Stormy siempre ha sido especial. Esta yegua había trabajado tres años con niños discapacitados en un programa de equinoterapia, hasta que el establo donde se ofrecían las sesiones tuvo que sacarla para dejar espacio a caballos más jóvenes. La familia Leonard, de Sulphur, Louisiana, llevaba meses buscando un caballo para su hija, Emma, de nueve años, y la yegua, de 30 años, parecía la compañera perfecta. Pronto, la niña le limaba los cascos, se los pintaba de color rosa encendido y la montaba casi todos los días.
En septiembre de 2010, Emma montó a pelo a Stormy. Su hermano, Liam, de siete años, las acompañaba a pie. Se dirigieron por un camino de tierra, entrecruzado por sendas de venados, que conducía a un bosque de robles y pinos. Emma guiaba a Stormy por una senda estrecha, cubierta de enredaderas y maleza, mientras Liam caminaba detrás. Sin embargo, mientras avanzaban, la yegua, que normalmente era tranquila, se puso nerviosa e inquieta. De pronto, Emma oyó un crujido de hojas secas a sus espaldas.

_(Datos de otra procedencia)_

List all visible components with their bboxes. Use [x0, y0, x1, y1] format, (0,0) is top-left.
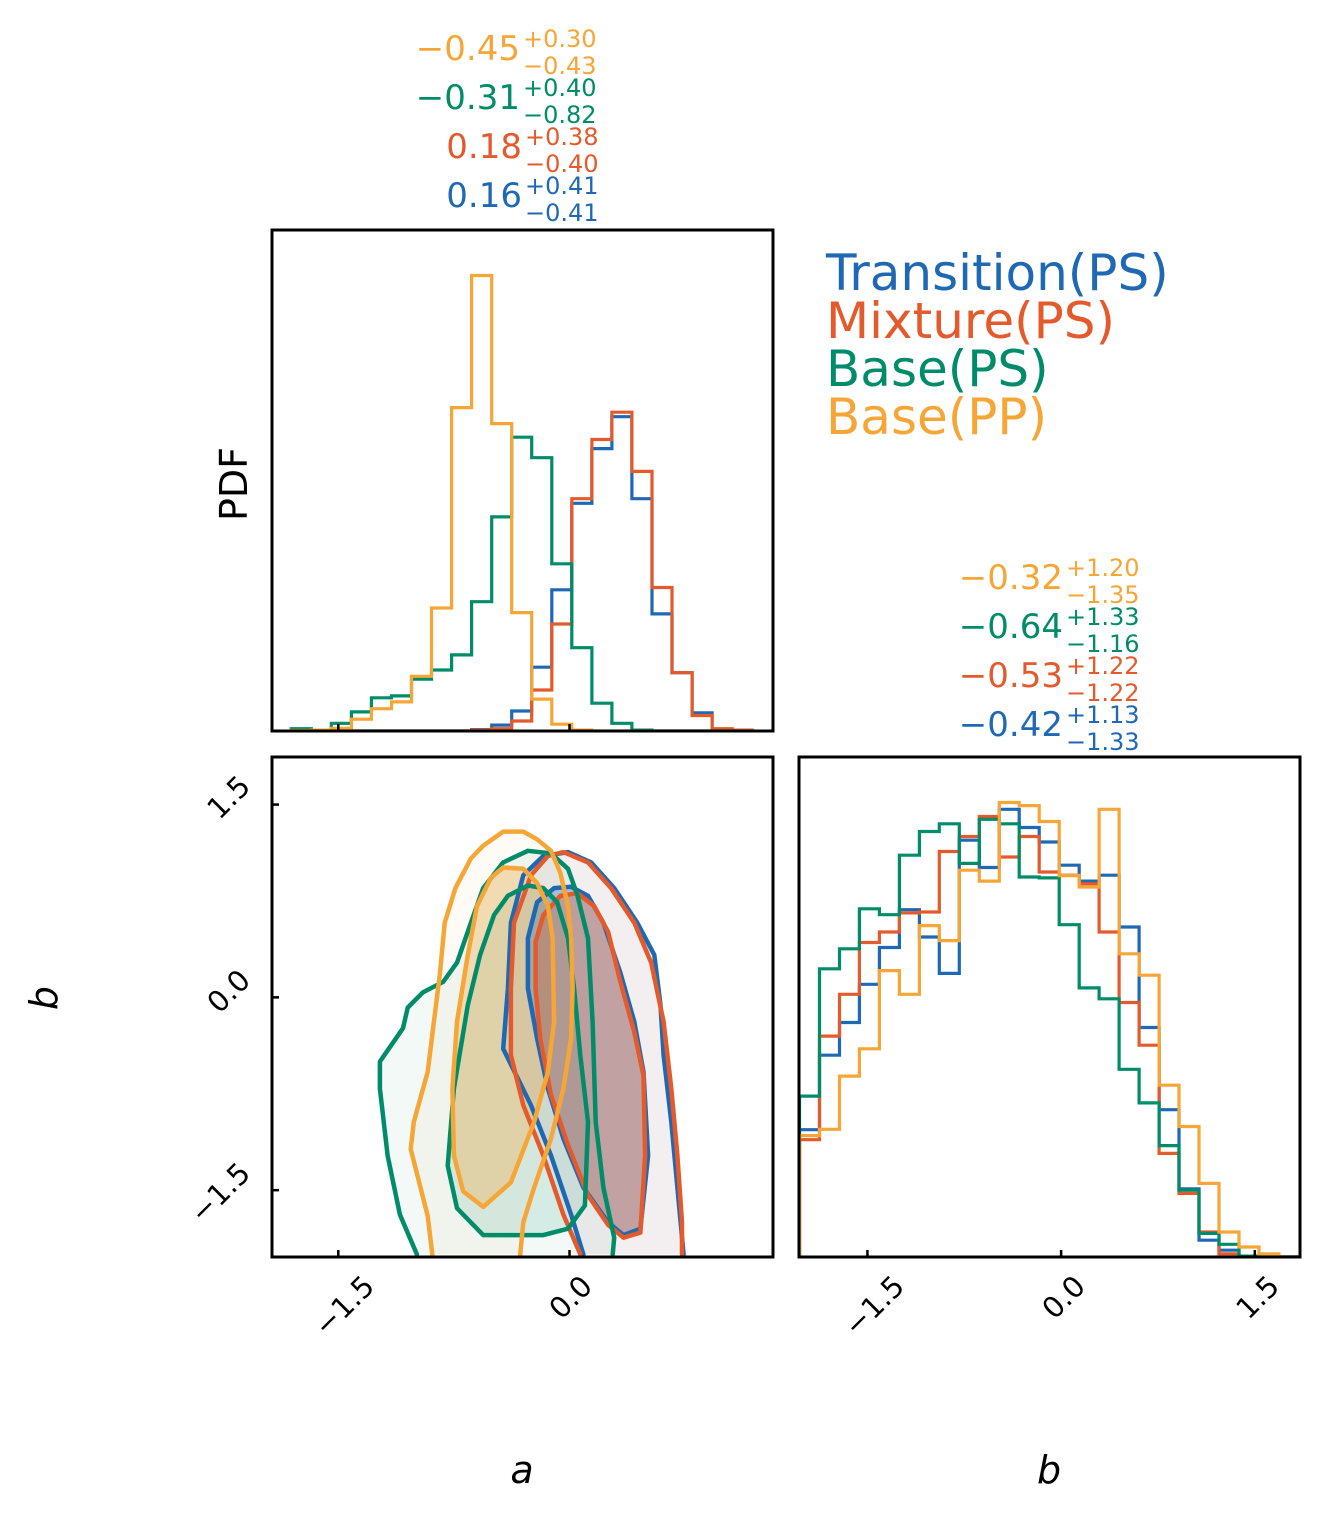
y-tick-label: −1.5: [183, 1156, 257, 1230]
legend-entry-base-pp: Base(PP): [826, 388, 1047, 446]
b-axis-label-bottom: b: [1037, 1448, 1061, 1492]
stat-minus: −1.33: [1066, 728, 1140, 756]
stat-median: −0.42: [959, 705, 1063, 745]
b-axis-label-left: b: [22, 986, 66, 1010]
hist-step-transition-ps: [291, 415, 753, 731]
a-axis-label: a: [510, 1448, 533, 1492]
contour-outer-mixture-ps: [508, 849, 685, 1257]
stat-minus: −1.16: [1066, 630, 1140, 658]
stat-plus: +1.13: [1066, 701, 1140, 729]
stat-minus: −0.40: [525, 150, 599, 178]
histogram-panel-a: [289, 273, 754, 731]
hist-step-mixture-ps: [799, 814, 1299, 1257]
axis-ticks: [272, 724, 1257, 1257]
stat-median: −0.31: [416, 78, 520, 118]
x-tick-label: 1.5: [1229, 1269, 1286, 1326]
stat-a-base-ps: −0.31 +0.40 −0.82: [416, 74, 597, 129]
histogram-panel-b: [799, 800, 1299, 1257]
contour-outer-base-ps: [377, 848, 617, 1257]
contour-inner-base-ps: [445, 883, 591, 1238]
stat-minus: −0.82: [523, 101, 597, 129]
stat-minus: −0.43: [523, 52, 597, 80]
stat-median: −0.53: [959, 656, 1063, 696]
hist-b-x-tick-labels: −1.5 0.0 1.5: [837, 1269, 1286, 1343]
stat-b-mixture-ps: −0.53 +1.22 −1.22: [959, 652, 1140, 707]
stat-median: 0.18: [446, 127, 522, 167]
x-tick-label: −1.5: [307, 1269, 381, 1343]
contour-inner-base-pp: [450, 865, 557, 1210]
panel-frame-ab: [270, 755, 775, 1259]
legend-entry-transition-ps: Transition(PS): [825, 244, 1169, 302]
panel-frame-b: [797, 755, 1302, 1259]
stat-plus: +0.41: [525, 172, 599, 200]
stat-plus: +1.33: [1066, 603, 1140, 631]
stat-a-base-pp: −0.45 +0.30 −0.43: [416, 25, 597, 80]
stat-plus: +0.40: [523, 74, 597, 102]
hist-step-base-pp: [289, 273, 753, 731]
stats-a: −0.45 +0.30 −0.43 −0.31 +0.40 −0.82 0.18…: [416, 25, 599, 227]
pdf-axis-label: PDF: [212, 447, 256, 521]
y-tick-label: 0.0: [200, 963, 257, 1020]
hist-step-base-pp: [799, 800, 1299, 1257]
stat-minus: −1.35: [1066, 581, 1140, 609]
contour-inner-mixture-ps: [533, 890, 648, 1240]
contour-x-tick-labels: −1.5 0.0: [307, 1269, 599, 1343]
stat-median: −0.45: [416, 29, 520, 69]
stat-median: −0.32: [959, 558, 1063, 598]
contour-outer-base-pp: [408, 829, 575, 1257]
x-tick-label: 0.0: [542, 1269, 599, 1326]
stat-b-base-ps: −0.64 +1.33 −1.16: [959, 603, 1140, 658]
stat-b-base-pp: −0.32 +1.20 −1.35: [959, 554, 1140, 609]
contour-panel-ab: [377, 829, 686, 1257]
stat-plus: +0.30: [523, 25, 597, 53]
legend: Transition(PS) Mixture(PS) Base(PS) Base…: [825, 244, 1169, 446]
legend-entry-mixture-ps: Mixture(PS): [826, 292, 1115, 350]
x-tick-label: −1.5: [837, 1269, 911, 1343]
stat-minus: −0.41: [525, 199, 599, 227]
stats-b: −0.32 +1.20 −1.35 −0.64 +1.33 −1.16 −0.5…: [959, 554, 1140, 756]
stat-plus: +0.38: [525, 123, 599, 151]
hist-step-mixture-ps: [291, 410, 754, 731]
hist-step-base-ps: [289, 435, 753, 731]
stat-b-transition-ps: −0.42 +1.13 −1.33: [959, 701, 1140, 756]
y-tick-label: 1.5: [200, 769, 257, 826]
stat-median: 0.16: [446, 176, 522, 216]
x-tick-label: 0.0: [1035, 1269, 1092, 1326]
contour-y-tick-labels: 1.5 0.0 −1.5: [183, 769, 257, 1230]
stat-plus: +1.22: [1066, 652, 1140, 680]
legend-entry-base-ps: Base(PS): [826, 340, 1049, 398]
stat-minus: −1.22: [1066, 679, 1140, 707]
stat-median: −0.64: [959, 607, 1063, 647]
stat-plus: +1.20: [1066, 554, 1140, 582]
stat-a-transition-ps: 0.16 +0.41 −0.41: [446, 172, 598, 227]
hist-step-base-ps: [799, 817, 1299, 1257]
density-outer-base-ps: [379, 850, 615, 1255]
panel-frame-a: [270, 228, 775, 733]
stat-a-mixture-ps: 0.18 +0.38 −0.40: [446, 123, 598, 178]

Cuando se dio vuelta para ver, un jabalí salió de entre la maraña de ramas, gruñendo. Era un animal enorme, con afilados colmillos que le sobresalían del hocico y negras cerdas erizadas en el lomo. Golpeaba el suelo con las pezuñas y resoplaba, a tan solo dos metros de distancia de Liam, y parecía a punto de arremeter.
—¡Corre! —le gritó Emma, pero el niño se quedó paralizado de miedo.

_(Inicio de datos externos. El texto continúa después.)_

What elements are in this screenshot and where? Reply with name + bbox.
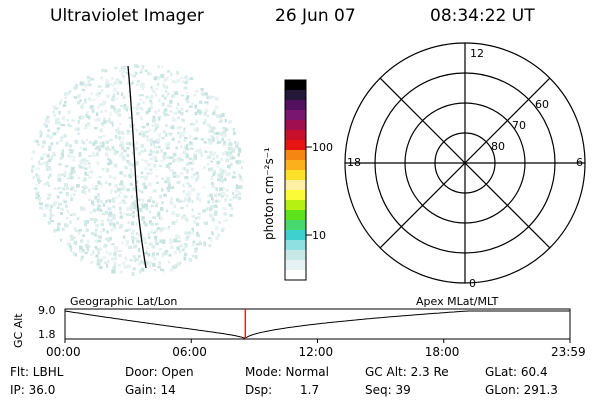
colorbar-block [285,210,306,221]
colorbar [284,79,312,281]
timeline-ylabel: GC Alt [12,313,25,348]
info-glon: GLon: 291.3 [485,383,558,397]
colorbar-block [285,130,306,141]
colorbar-block [285,110,306,121]
timeline-ymin: 1.8 [38,328,56,341]
polar-lat-60: 60 [535,98,549,111]
colorbar-label-100: 100 [312,141,333,154]
colorbar-block [285,120,306,131]
colorbar-label-10: 10 [312,229,326,242]
colorbar-block [285,230,306,241]
info-ip: IP: 36.0 [10,383,56,397]
polar-lat-80: 80 [491,140,505,153]
colorbar-unit-label: photon cm⁻²s⁻¹ [262,147,276,240]
timeline-xtick-label: 00:00 [46,345,81,359]
colorbar-block [285,260,306,271]
altitude-curve [64,310,570,339]
colorbar-blocks [285,80,306,281]
colorbar-block [285,100,306,111]
polar-lat-70: 70 [512,119,526,132]
colorbar-block [285,80,306,91]
colorbar-block [285,240,306,251]
info-dsp-value: 1.7 [300,383,320,397]
colorbar-block [285,160,306,171]
timeline-xtick-label: 18:00 [424,345,460,359]
colorbar-block [285,220,306,231]
colorbar-block [285,180,306,191]
info-seq: Seq: 39 [365,383,411,397]
info-gcalt: GC Alt: 2.3 Re [365,365,449,379]
colorbar-block [285,170,306,181]
timeline-xtick-label: 12:00 [298,345,334,359]
image-speckle [30,63,245,277]
colorbar-block [285,200,306,211]
time-label: 08:34:22 UT [430,6,535,26]
timeline-ymax: 9.0 [38,304,56,317]
info-door: Door: Open [125,365,194,379]
info-flt: Flt: LBHL [10,365,64,379]
info-dsp-label: Dsp: [245,383,273,397]
polar-label-12: 12 [470,47,484,60]
colorbar-block [285,90,306,101]
info-glat: GLat: 60.4 [485,365,548,379]
colorbar-block [285,250,306,261]
polar-label-6: 6 [576,156,583,169]
timeline-panel [64,308,571,343]
timeline-right-label: Apex MLat/MLT [416,295,499,308]
date-label: 26 Jun 07 [275,6,356,26]
polar-diagonal-2 [379,77,551,249]
polar-plot [344,42,586,284]
colorbar-block [285,140,306,151]
info-mode: Mode: Normal [245,365,329,379]
timeline-ticks [64,339,571,343]
timeline-xtick-label: 23:59 [551,345,586,359]
earth-image [26,58,246,278]
timeline-left-label: Geographic Lat/Lon [70,295,178,308]
colorbar-block [285,270,306,281]
polar-label-0: 0 [469,277,476,290]
polar-label-18: 18 [347,156,361,169]
terminator-line [127,65,147,269]
colorbar-block [285,190,306,201]
info-gain: Gain: 14 [125,383,176,397]
colorbar-block [285,150,306,161]
timeline-xtick-label: 06:00 [172,345,207,359]
app-title: Ultraviolet Imager [50,6,204,26]
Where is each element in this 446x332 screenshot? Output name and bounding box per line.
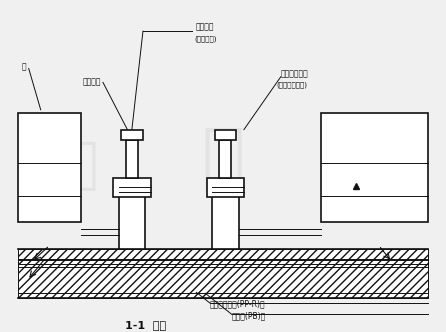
Text: 内螺纹大: 内螺纹大 [83,77,101,86]
Bar [215,130,236,140]
Bar [18,113,81,222]
Text: 网: 网 [349,139,382,193]
Bar [321,113,428,222]
Text: 龙: 龙 [201,125,245,194]
Bar [206,178,244,198]
Bar [18,249,428,298]
Bar [219,140,231,178]
Bar [119,189,145,249]
Text: 筑: 筑 [64,139,97,193]
Text: 管件帽盖: 管件帽盖 [196,23,215,32]
Text: 遮缩管(PB)管: 遮缩管(PB)管 [232,311,266,320]
Bar [121,130,143,140]
Text: 1-1  剪面: 1-1 剪面 [125,320,166,330]
Text: 无缝热熴居盘(PP-R)管: 无缝热熴居盘(PP-R)管 [210,299,265,308]
Text: (左旋内纹接口): (左旋内纹接口) [277,82,307,88]
Bar [126,140,138,178]
Bar [113,178,151,198]
Text: 墙: 墙 [22,62,27,71]
Text: (左旋内纹): (左旋内纹) [194,36,216,42]
Text: 管式内套三通: 管式内套三通 [281,69,309,78]
Bar [212,189,239,249]
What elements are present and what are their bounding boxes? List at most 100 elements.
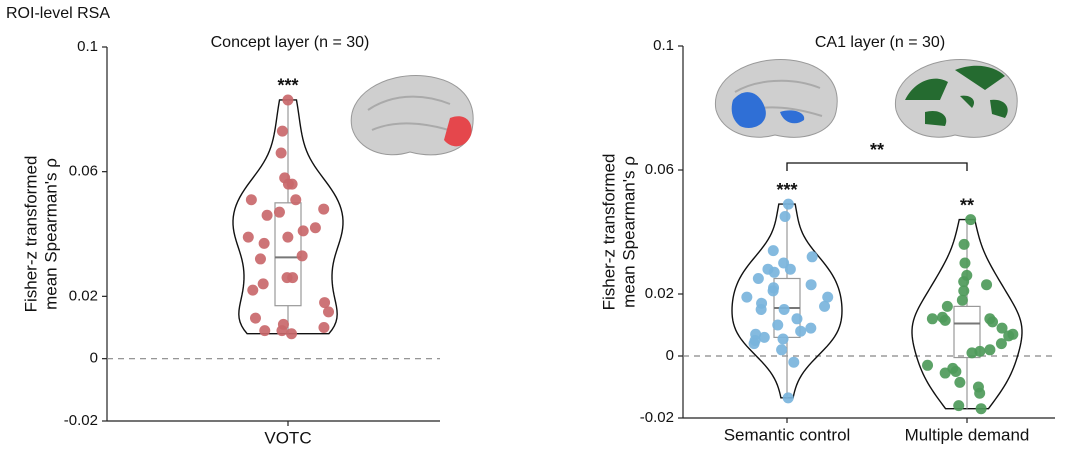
y-tick-label: -0.02 bbox=[640, 409, 674, 426]
data-point bbox=[297, 225, 309, 237]
data-point bbox=[805, 279, 817, 291]
data-point bbox=[950, 366, 962, 377]
data-point bbox=[318, 203, 330, 215]
data-point bbox=[323, 306, 335, 318]
data-point bbox=[958, 276, 970, 288]
data-point bbox=[257, 278, 269, 290]
data-point bbox=[782, 198, 794, 210]
data-point bbox=[242, 231, 254, 243]
y-tick-label: -0.02 bbox=[64, 412, 98, 429]
data-point bbox=[958, 238, 970, 250]
data-point bbox=[296, 250, 308, 262]
data-point bbox=[777, 333, 789, 345]
data-point bbox=[926, 313, 938, 325]
data-point bbox=[805, 322, 817, 334]
data-point bbox=[953, 400, 965, 412]
data-point bbox=[281, 272, 293, 284]
data-point bbox=[788, 356, 800, 368]
brain-multiple-demand bbox=[894, 59, 1018, 138]
data-point bbox=[741, 291, 753, 303]
data-point bbox=[245, 194, 257, 206]
data-point bbox=[282, 231, 294, 243]
x-tick-label: VOTC bbox=[264, 428, 311, 447]
data-point bbox=[247, 284, 259, 296]
data-point bbox=[273, 206, 285, 218]
significance-label: *** bbox=[277, 76, 298, 96]
data-point bbox=[984, 344, 996, 356]
data-point bbox=[966, 347, 978, 359]
data-point bbox=[772, 319, 784, 331]
y-tick-label: 0.06 bbox=[69, 163, 98, 180]
data-point bbox=[286, 328, 298, 340]
data-point bbox=[758, 331, 770, 343]
data-point bbox=[995, 338, 1007, 350]
data-point bbox=[959, 257, 971, 269]
data-point bbox=[791, 313, 803, 325]
data-point bbox=[822, 291, 834, 303]
data-point bbox=[975, 403, 987, 415]
data-point bbox=[996, 322, 1008, 334]
data-point bbox=[276, 325, 288, 337]
data-point bbox=[752, 273, 764, 284]
data-point bbox=[956, 294, 968, 306]
data-point bbox=[259, 325, 271, 337]
data-point bbox=[290, 194, 302, 206]
y-tick-label: 0.1 bbox=[653, 37, 674, 54]
data-point bbox=[261, 209, 273, 221]
violin bbox=[731, 203, 843, 399]
data-point bbox=[987, 316, 999, 328]
data-point bbox=[275, 147, 287, 159]
data-point bbox=[318, 322, 330, 333]
y-tick-label: 0 bbox=[90, 350, 98, 367]
data-point bbox=[767, 245, 779, 257]
y-tick-label: 0.1 bbox=[77, 38, 98, 55]
data-point bbox=[258, 237, 270, 249]
data-point bbox=[819, 300, 831, 312]
y-axis-label: mean Spearman's ρ bbox=[619, 156, 638, 308]
data-point bbox=[309, 222, 321, 234]
significance-label: *** bbox=[776, 180, 797, 200]
data-point bbox=[806, 251, 818, 263]
data-point bbox=[922, 359, 934, 371]
data-point bbox=[981, 279, 993, 291]
y-axis-label: mean Spearman's ρ bbox=[41, 158, 60, 310]
box bbox=[953, 305, 981, 359]
data-point bbox=[958, 285, 970, 297]
data-point bbox=[755, 304, 767, 315]
y-tick-label: 0.06 bbox=[645, 161, 674, 178]
comparison-label: ** bbox=[870, 140, 884, 160]
figure-title: ROI-level RSA bbox=[6, 5, 110, 22]
chart-title: Concept layer (n = 30) bbox=[211, 34, 370, 51]
data-point bbox=[1003, 330, 1015, 342]
data-point bbox=[939, 367, 951, 379]
data-point bbox=[941, 300, 953, 312]
data-point bbox=[965, 214, 977, 226]
data-point bbox=[282, 178, 294, 190]
data-point bbox=[782, 392, 794, 404]
significance-label: ** bbox=[960, 195, 974, 215]
data-point bbox=[254, 253, 266, 265]
data-point bbox=[795, 325, 807, 337]
data-point bbox=[974, 387, 986, 399]
y-tick-label: 0.02 bbox=[69, 287, 98, 304]
y-tick-label: 0 bbox=[666, 347, 674, 364]
comparison-bracket bbox=[786, 162, 968, 171]
data-point bbox=[319, 297, 331, 309]
brain-semantic-control bbox=[714, 59, 838, 138]
data-point bbox=[249, 312, 261, 324]
x-tick-label: Semantic control bbox=[724, 425, 851, 444]
violin bbox=[232, 99, 344, 335]
x-tick-label: Multiple demand bbox=[905, 425, 1030, 444]
data-point bbox=[779, 211, 791, 222]
data-point bbox=[939, 314, 951, 326]
data-point bbox=[748, 338, 760, 350]
data-point bbox=[784, 263, 796, 275]
chart-title: CA1 layer (n = 30) bbox=[815, 34, 945, 51]
data-point bbox=[276, 125, 288, 137]
data-point bbox=[778, 304, 790, 315]
data-point bbox=[768, 266, 780, 278]
brain-votc bbox=[350, 75, 474, 156]
data-point bbox=[954, 376, 966, 388]
violin bbox=[911, 218, 1023, 410]
y-axis-label: Fisher-z transformed bbox=[599, 154, 618, 311]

Stormy se dio vuelta, dio algunos pasos y se colocó entre el jabalí y el niño; luego empujó suavemente a Liam con la cabeza hasta apartarlo varios metros. El jabalí se agitó, pero cuando embistió, la yegua ya estaba preparada. Mientras Emma se aferraba a su lomo, Stormy arremetió con las patas traseras y le asestó varias coces al jabalí en el hocico. Soltando gruñidos de dolor, el animal se escabulló en el bosque.
¿Por qué la yegua no se asustó y corrió por instinto? Para su dueña, la respuesta es muy sencilla. “Stormy fue muy valiente —dice Emma—, y me ama tanto como yo a ella”.